Ontologische differentie
Heidegger Het fundamentele onderscheid tussen het 'zijn' (Sein) van de dingen en de 'zijnswijze' (Seiende) van de dingen.
Om-te
Heidegger De instrumentele aard van de dingen; de dingen zijn er om een bepaald doel te dienen. Het zijn tuigen.
Sein zum tode
Heidegger Een authentiek bestaan is altijd ‘ten dode’. De dood is niet iets externs aan ons leven, ze is voortdurende aanwezig in ons bestaan. De dood manifesteert zich als onze grens die het geheel van ons leven afbakent; iets kan slechts bestaan als het een afgebakend geheel vormt. Het is geen eindpunt, maar een horizon. Zonder de dood, eindigheid, zou het leven leiden tot onverschilligheid en zou de mens zijn ontwerp niet kunnen realiseren. Het opnemen v/d sterfelijkheid is een van de voorwaarden voor een authentiek bestaan.
Existentiaal
Heidegger Opdrachten die het Dasein moet vervullen. Dieptestructuren op grond waarvan oppervlaktestructuren mogelijk zijn. Er zijn 4 existentialen: (1) het in-de-wereld-zijn, (2) Sorge, (3) Mit-sein en (4) Entschlossenheit.
Dasein
De term die Heidegger gebruikte voor het menselijk 'zijn' in de wereld, dat gekenmerkt wordt door bewustzijn van het eigen bestaan.
Geworfenheit
Heidegger Menselijk 'geworpen-zijn' in de wereld; geen eigen keuze.
Zijn (Heidegger)
Heidegger Hij spreekt over het Dasein. Het Dasein is geen denkend/voorstellend bewustzijn, maar een concreet aanwezig-zijn. Het Dasein moet 4 existentialen vervullen waaraan het niet kan ontsnappen: (1) het in-de-wereldzijn, (2) de zorg, (3) het samen-zijn en (4) het open-zijn
De dood (Heidegger)
Heidegger ziet de dood niet als een biologische gebeurtenis, maar als een existentiaal die het menselijk bestaan structureert. Zie sein zun tode
Fenomenologie (Heidegger)
Heidegger baseerde zijn filosofie op de fenomenologische methode van Husserl.
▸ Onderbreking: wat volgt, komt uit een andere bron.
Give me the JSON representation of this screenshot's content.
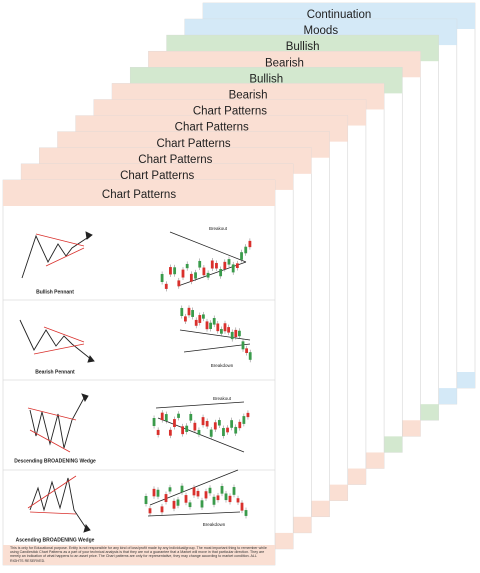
{
  "cards": [
    {
      "title": "Continuation",
      "color": "#d4e9f7"
    },
    {
      "title": "Moods",
      "color": "#d4e9f7"
    },
    {
      "title": "Bullish",
      "color": "#d3e8cf"
    },
    {
      "title": "Bearish",
      "color": "#fadfd3"
    },
    {
      "title": "Bullish",
      "color": "#d3e8cf"
    },
    {
      "title": "Bearish",
      "color": "#fadfd3"
    },
    {
      "title": "Chart Patterns",
      "color": "#fadfd3"
    },
    {
      "title": "Chart Patterns",
      "color": "#fadfd3"
    },
    {
      "title": "Chart Patterns",
      "color": "#fadfd3"
    },
    {
      "title": "Chart Patterns",
      "color": "#fadfd3"
    },
    {
      "title": "Chart Patterns",
      "color": "#fadfd3"
    },
    {
      "title": "Chart Patterns",
      "color": "#fadfd3"
    }
  ],
  "front_card": {
    "patterns": [
      {
        "label": "Bullish Pennant",
        "annotation": "Breakout"
      },
      {
        "label": "Bearish Pennant",
        "annotation": "Breakdown"
      },
      {
        "label": "Descending BROADENING Wedge",
        "annotation": "Breakout"
      },
      {
        "label": "Ascending BROADENING Wedge",
        "annotation": "Breakdown"
      }
    ],
    "disclaimer": "This is only for Educational purpose. Entity is not responsible for any kind of loss/profit made by any individual/group. The most important thing to remember while using Candlestick Chart Patterns as a part of your technical analysis is that they are not a guarantee that a Market will move in that particular direction. They are merely an indication of what happens to an asset price. The Chart patterns are only for representative, they may change according to market condition. ALL RIGHTS RESERVED."
  }
}
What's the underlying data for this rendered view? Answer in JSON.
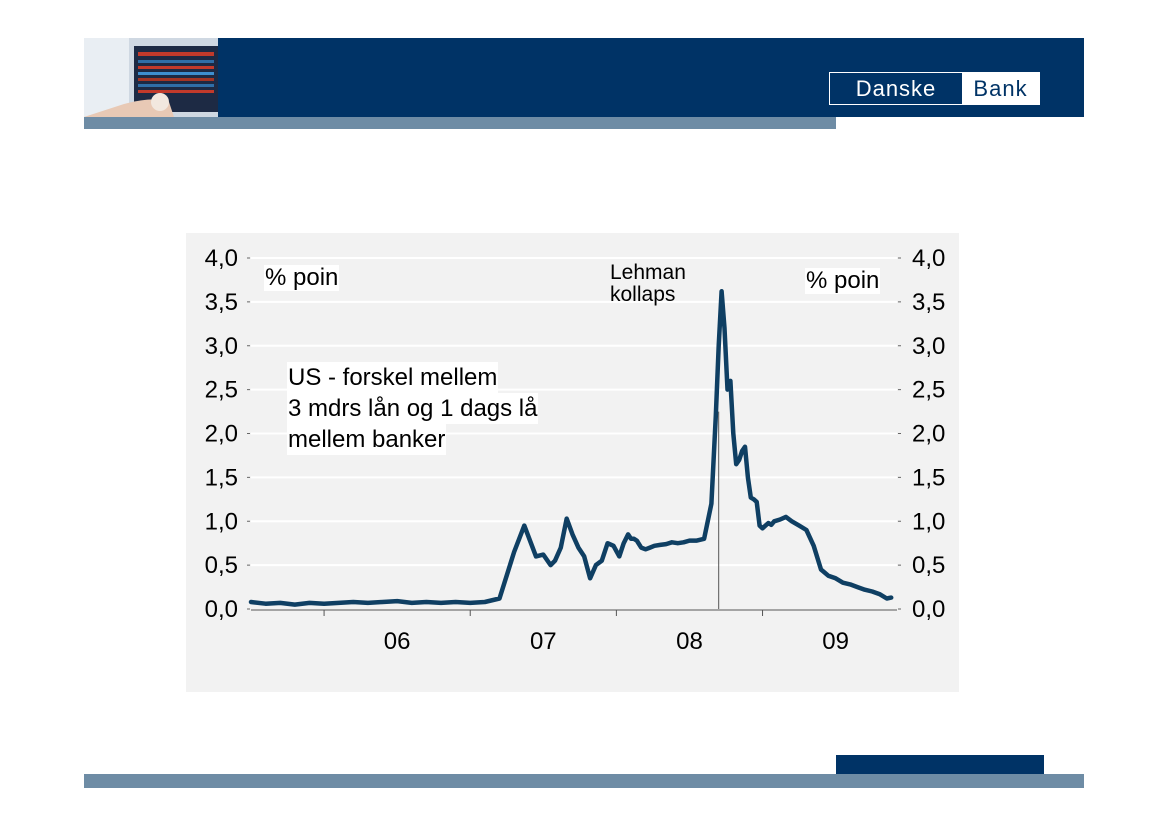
{
  "header": {
    "logo_left": "Danske",
    "logo_right": "Bank",
    "colors": {
      "navy": "#003366",
      "stripe": "#6e8ca5"
    }
  },
  "chart_data": {
    "type": "line",
    "y_left_label": "% poin",
    "y_right_label": "% poin",
    "annotation": [
      "Lehman",
      "kollaps"
    ],
    "description": [
      "US - forskel mellem",
      "3 mdrs lån og 1 dags lå",
      "mellem banker"
    ],
    "ylim": [
      0,
      4
    ],
    "yticks": [
      0,
      0.5,
      1,
      1.5,
      2,
      2.5,
      3,
      3.5,
      4
    ],
    "ytick_labels": [
      "0,0",
      "0,5",
      "1,0",
      "1,5",
      "2,0",
      "2,5",
      "3,0",
      "3,5",
      "4,0"
    ],
    "x_range": [
      2005.5,
      2009.92
    ],
    "x_ticks": [
      2006.0,
      2007.0,
      2008.0,
      2009.0
    ],
    "x_category_labels": [
      "06",
      "07",
      "08",
      "09"
    ],
    "grid": true,
    "event_x": 2008.7,
    "series_color": "#0f3f63",
    "x": [
      2005.5,
      2005.6,
      2005.7,
      2005.8,
      2005.9,
      2006.0,
      2006.1,
      2006.2,
      2006.3,
      2006.4,
      2006.5,
      2006.6,
      2006.7,
      2006.8,
      2006.9,
      2007.0,
      2007.1,
      2007.2,
      2007.3,
      2007.37,
      2007.45,
      2007.5,
      2007.55,
      2007.58,
      2007.62,
      2007.66,
      2007.7,
      2007.74,
      2007.78,
      2007.82,
      2007.86,
      2007.9,
      2007.94,
      2007.98,
      2008.02,
      2008.05,
      2008.08,
      2008.1,
      2008.12,
      2008.14,
      2008.17,
      2008.2,
      2008.23,
      2008.26,
      2008.3,
      2008.34,
      2008.38,
      2008.42,
      2008.46,
      2008.5,
      2008.55,
      2008.6,
      2008.65,
      2008.68,
      2008.7,
      2008.72,
      2008.74,
      2008.76,
      2008.78,
      2008.8,
      2008.82,
      2008.84,
      2008.86,
      2008.88,
      2008.9,
      2008.92,
      2008.94,
      2008.96,
      2008.98,
      2009.0,
      2009.02,
      2009.04,
      2009.06,
      2009.08,
      2009.12,
      2009.16,
      2009.2,
      2009.25,
      2009.3,
      2009.35,
      2009.4,
      2009.45,
      2009.5,
      2009.55,
      2009.6,
      2009.65,
      2009.7,
      2009.75,
      2009.8,
      2009.85,
      2009.88
    ],
    "y": [
      0.08,
      0.06,
      0.07,
      0.05,
      0.07,
      0.06,
      0.07,
      0.08,
      0.07,
      0.08,
      0.09,
      0.07,
      0.08,
      0.07,
      0.08,
      0.07,
      0.08,
      0.12,
      0.65,
      0.95,
      0.6,
      0.62,
      0.5,
      0.55,
      0.7,
      1.03,
      0.85,
      0.7,
      0.6,
      0.35,
      0.5,
      0.55,
      0.75,
      0.72,
      0.6,
      0.75,
      0.85,
      0.8,
      0.8,
      0.78,
      0.7,
      0.68,
      0.7,
      0.72,
      0.73,
      0.74,
      0.76,
      0.75,
      0.76,
      0.78,
      0.78,
      0.8,
      1.2,
      2.2,
      3.0,
      3.62,
      3.2,
      2.5,
      2.6,
      2.0,
      1.65,
      1.7,
      1.8,
      1.85,
      1.5,
      1.27,
      1.25,
      1.22,
      0.95,
      0.92,
      0.95,
      0.98,
      0.96,
      1.0,
      1.02,
      1.05,
      1.0,
      0.95,
      0.9,
      0.72,
      0.45,
      0.38,
      0.35,
      0.3,
      0.28,
      0.25,
      0.22,
      0.2,
      0.17,
      0.12,
      0.13
    ]
  }
}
Het uitgangspunt v/d existentiële fenomenologie is dat de mens niet in de eerste plaats een ‘kennend bewustzijn’ is, maar dat de oorspronkelijke bestaanservaring, het in-de-wereld-zijn, voorafgaat aan de theoretische interesse van de mens.
En-soi & pour-soi
Sartre Het onderscheid tussen 'het op-zich-zijn' (en-soi), wat staat voor de inerte, niet-bewuste wereld van dingen, en 'het voor-zich-zijn' (pour-soi), wat staat voor het menselijk bewustzijn dat gekenmerkt wordt door vrijheid.
Meaning is use
Wittgenstein De betekenis van een woord wordt niet bepaald door een onderliggend object, maar door het gebruik ervan in een specifieke context.
Taalspel
Wittgenstein Er is geen één op één relatie tussen naam en ding: de betekenis verschilt naargelang de context of het ‘taalspel’; er is ontstaat een nieuwe betekenis wanneer sprekers een woord gebruiken.
Lebensform
Wittgenstein Levensvorm; het geheel van taalspelen en vooronderstellingen in een gemeenschap.
1 vs 2 betekenis & waarheid
Wittgenstein I: De criteria voor een uitspraak om waar te zijn:
1. Uitspraak moet betekenis hebben: ze moeten begrijpelijk zijn binnen de conventies van de bestaande taal.
2. Naar iets verwijzen: ze moeten refereren naar een ding of constellatie van dingen in de werkelijkheid.
Waarheid = overeenkomst v/d uitspraak met de stand van zaken i/d werkelijkheid.
Wittgenstein II: Taal is betekenisvol zodra ze als zodanig wordt ervaren. De betekenis van woorden hangt af van de context (taalspel) waarin ze gebruikt worden. We kunnen dus niet langer beroep doen op een algemeen geldig criterium voor zinvol taalgebruik.
Waarheid = er zijn meerdere waarheidstheorieën. Waarheid is altijd te vinden binnen een bepaalde levensvorm. Dé waarheid bestaat dus niet.